A manhã chegou e a sensação no coração de Joana era de alívio. Ver o sol nascendo e iluminando as janelas do apartamento era o fim do martírio. É mais fácil lidar com a realidade do que com a suposição.
William notou o semblante carregado de Joana.
- Dormiu mal, Joana? Parece cansada.
- É, acabei ficando com insônia.
- E por que não me acordou?
- Tu dormia tão bonito que dava gosto. – disse ela, tentando desviar o real motivo.
William riu e terminou o café. Joana ficou feliz por conseguir encerrar o curto interrogatório. Não quis se arrumar muito, mas também não queria passar a ideia de que estava mal para Rodrigo. A maquiagem leve foi só para disfarçar as olheiras mesmo.
O casal recém-formado saiu mais uma vez do apartamento rumo a seus respectivos trabalhos.
Rodrigo passou a noite em claro. Era bem mais fácil pedir a ajuda de Max para devolver o documento perdido a Joana, mas havia algo nele que pedia que fosse até lá.

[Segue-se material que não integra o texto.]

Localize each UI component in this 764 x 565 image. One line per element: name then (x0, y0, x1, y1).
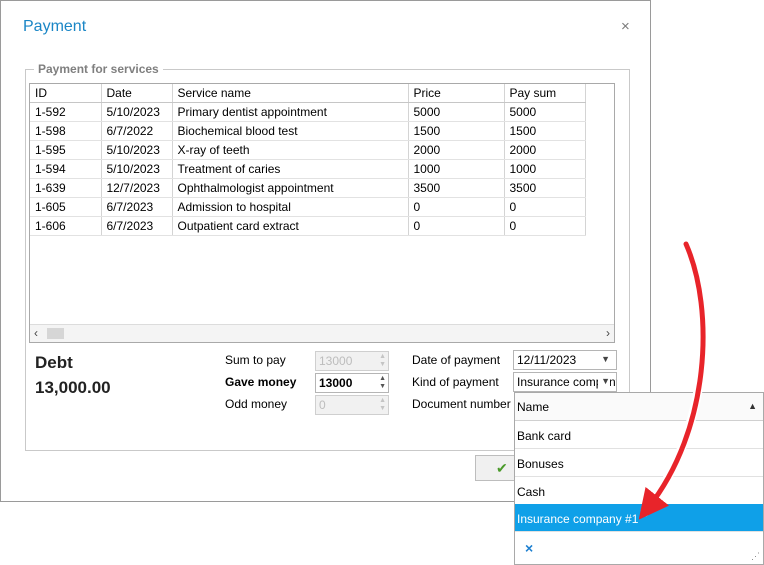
annotation-arrow (638, 239, 708, 520)
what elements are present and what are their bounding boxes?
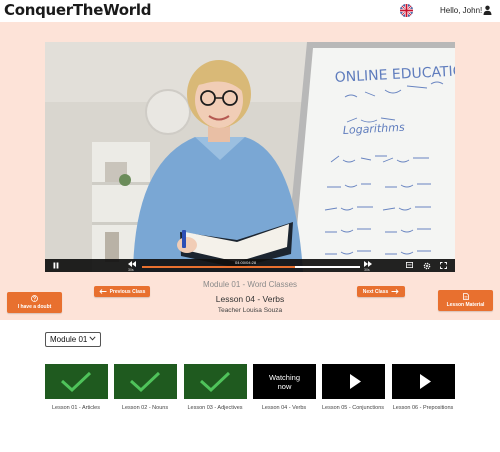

O desenho de possíveis conversas com o mínimo de constrangimento foi o que roubou o sono do locutor. Era preciso ser educado sem transparecer nenhuma dor. Afinal, ainda havia dor?
Maria era uma companhia incrível e tinha tornado os dias mais fáceis. Será que a dor era real ou só uma desculpa para não seguir em frente, não viver uma nova vida?
Olhar para Joana seria um bom termômetro.
Ao sair de casa, o telefone de Rodrigo tocou. Era seu Reinaldo, o pai.
- Bom dia, filho. Tu tá bem aí?
- Oi pai. Tô sim. E tu, tudo certo?
- Tudo tranquilo aqui. Tu sabe que se precisar do pai, eu tô sempre aqui né?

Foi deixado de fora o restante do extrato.